1984: crescimento recorde, trens lotados e uma cidade no limite

Em 1984, Mauá viveu um dos períodos mais marcantes de sua história recente. Com crescimento populacional acelerado, impulsionado pela migração e pela expansão industrial do Grande ABC, a cidade ultrapassou 270 mil habitantes e passou a enfrentar sérios desafios urbanos. A dependência do transporte ferroviário, a infraestrutura insuficiente, a expansão de áreas de sub-habitação e indicadores sociais preocupantes revelavam uma cidade em transformação. Ao mesmo tempo, educação, cultura e esporte se consolidavam como pilares de identidade e resistência, fazendo de 1984 um ano decisivo para a formação da Mauá contemporânea.

1984: crescimento recorde, trens lotados e uma cidade no limite

Em 1984, Mauá vivia um dos períodos mais intensos de sua história recente. Inserida no contexto de forte expansão urbana do Grande ABC, a cidade já havia ultrapassado a marca de 272 mil habitantes, com uma taxa anual de crescimento de 7,3%, reflexo direto dos fluxos migratórios e da concentração de trabalhadores atraídos pela dinâmica industrial da região 

Apesar do avanço populacional, Mauá carregava as marcas de uma cidade-dormitório. Grande parte da população dependia diariamente dos trens para trabalhar em municípios vizinhos, especialmente São Paulo, São Bernardo do Campo e Santo André. A estação ferroviária local figurava entre as mais movimentadas da região, registrando mais de 11 milhões de passageiros em trens suburbanos ao longo daquele ano, evidenciando a centralidade do transporte ferroviário na rotina dos moradores.

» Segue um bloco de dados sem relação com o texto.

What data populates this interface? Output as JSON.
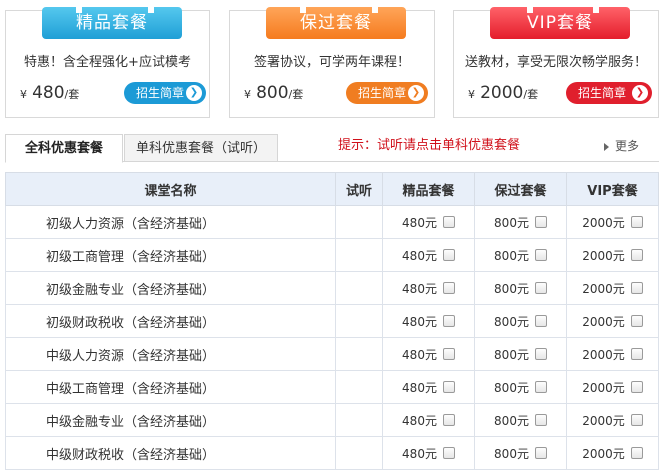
{
  "cards": [
    {
      "ribbon": "精品套餐",
      "desc": "特惠！含全程强化+应试模考",
      "currency": "¥",
      "price": "480",
      "unit": "/套",
      "cta": "招生简章",
      "accent": "#1c9ad6"
    },
    {
      "ribbon": "保过套餐",
      "desc": "签署协议，可学两年课程！",
      "currency": "¥",
      "price": "800",
      "unit": "/套",
      "cta": "招生简章",
      "accent": "#f07d21"
    },
    {
      "ribbon": "VIP套餐",
      "desc": "送教材，享受无限次畅学服务！",
      "currency": "¥",
      "price": "2000",
      "unit": "/套",
      "cta": "招生简章",
      "accent": "#e01f2d"
    }
  ],
  "tabs": {
    "active": "全科优惠套餐",
    "inactive": "单科优惠套餐（试听）"
  },
  "hint": "提示：试听请点击单科优惠套餐",
  "more": "更多",
  "table": {
    "headers": [
      "课堂名称",
      "试听",
      "精品套餐",
      "保过套餐",
      "VIP套餐"
    ],
    "rows": [
      {
        "name": "初级人力资源（含经济基础）",
        "p1": "480元",
        "p2": "800元",
        "p3": "2000元"
      },
      {
        "name": "初级工商管理（含经济基础）",
        "p1": "480元",
        "p2": "800元",
        "p3": "2000元"
      },
      {
        "name": "初级金融专业（含经济基础）",
        "p1": "480元",
        "p2": "800元",
        "p3": "2000元"
      },
      {
        "name": "初级财政税收（含经济基础）",
        "p1": "480元",
        "p2": "800元",
        "p3": "2000元"
      },
      {
        "name": "中级人力资源（含经济基础）",
        "p1": "480元",
        "p2": "800元",
        "p3": "2000元"
      },
      {
        "name": "中级工商管理（含经济基础）",
        "p1": "480元",
        "p2": "800元",
        "p3": "2000元"
      },
      {
        "name": "中级金融专业（含经济基础）",
        "p1": "480元",
        "p2": "800元",
        "p3": "2000元"
      },
      {
        "name": "中级财政税收（含经济基础）",
        "p1": "480元",
        "p2": "800元",
        "p3": "2000元"
      }
    ]
  }
}
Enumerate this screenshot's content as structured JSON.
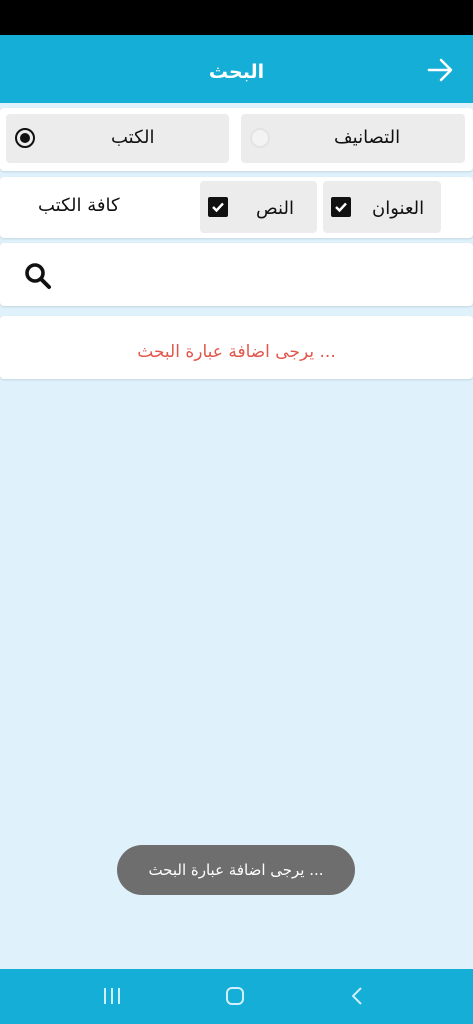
{
  "header": {
    "title": "البحث",
    "back_icon": "arrow-right-icon"
  },
  "search_scope": {
    "books_label": "الكتب",
    "categories_label": "التصانيف",
    "selected": "books"
  },
  "filters": {
    "title_label": "العنوان",
    "title_checked": true,
    "text_label": "النص",
    "text_checked": true,
    "all_books_label": "كافة الكتب"
  },
  "search": {
    "value": "",
    "placeholder": "",
    "icon": "search-icon"
  },
  "hint": {
    "message": "يرجى اضافة عبارة البحث ..."
  },
  "toast": {
    "message": "يرجى اضافة عبارة البحث ..."
  },
  "colors": {
    "primary": "#14aed6",
    "background": "#dff2fb",
    "hint": "#e2574c",
    "toast": "#6e6e6e"
  }
}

O parque industrial, embora significativo, ainda era insuficiente para absorver toda a mão de obra disponível. Em 1984, Mauá contava com 152 indústrias, com destaque para o setor metalúrgico, que sozinho reunia 44 unidades. O setor industrial empregava cerca de 25 mil trabalhadores, enquanto o comércio e os serviços somavam outros milhares de postos, revelando uma economia diversificada, porém pressionada pelo crescimento populacional acelerado

No campo social, os números expunham contrastes. O município registrou 5.539 nascimentos e 1.263 óbitos, com uma taxa de mortalidade infantil elevada, atingindo 65 mortes a cada mil nascidos vivos. A expansão urbana desordenada resultava em 75 núcleos de sub-habitação, distribuídos em áreas públicas e privadas, reforçando a urgência por políticas habitacionais e infraestrutura básica.

Os serviços urbanos avançavam de forma desigual. A rede de água atendia cerca de 93% da cidade, enquanto a rede de esgoto alcançava apenas 23% do território municipal. A pavimentação cobria pouco mais de 220 quilômetros de vias, e a arborização ainda era restrita a parte das vilas. Na segurança pública, foram registradas 2.482 ocorrências policiais, incluindo roubos, agressões e homicídios, números que acompanhavam a complexidade social de uma cidade em rápida transformação.

Na educação e na cultura, Mauá mantinha uma estrutura em expansão, com dezenas de escolas estaduais e municipais, uma faculdade de desenho industrial, bibliotecas, cinema, anfiteatro e intensa atividade cultural, representada por grupos artísticos, escolas de samba e manifestações populares. O esporte também ocupava espaço relevante, com clubes tradicionais e a consolidação do Grêmio Esportivo Mauense, fundado poucos anos antes e símbolo do orgulho esportivo local

Assim, Mauá em 1984 se apresentava como uma cidade marcada por contrastes: crescimento acelerado e carência de infraestrutura; dinamismo econômico e desafios sociais; identidade operária e forte sentimento comunitário. Um retrato fiel de um município que, ao mesmo tempo em que crescia, buscava compreender e preservar sua própria história.

Referência bibliográfica

MEDICI, Ademir. De Pilar a Mauá. Mauá: Prefeitura do Município de Mauá / Secretaria de Educação, Cultura e Esportes, 1986.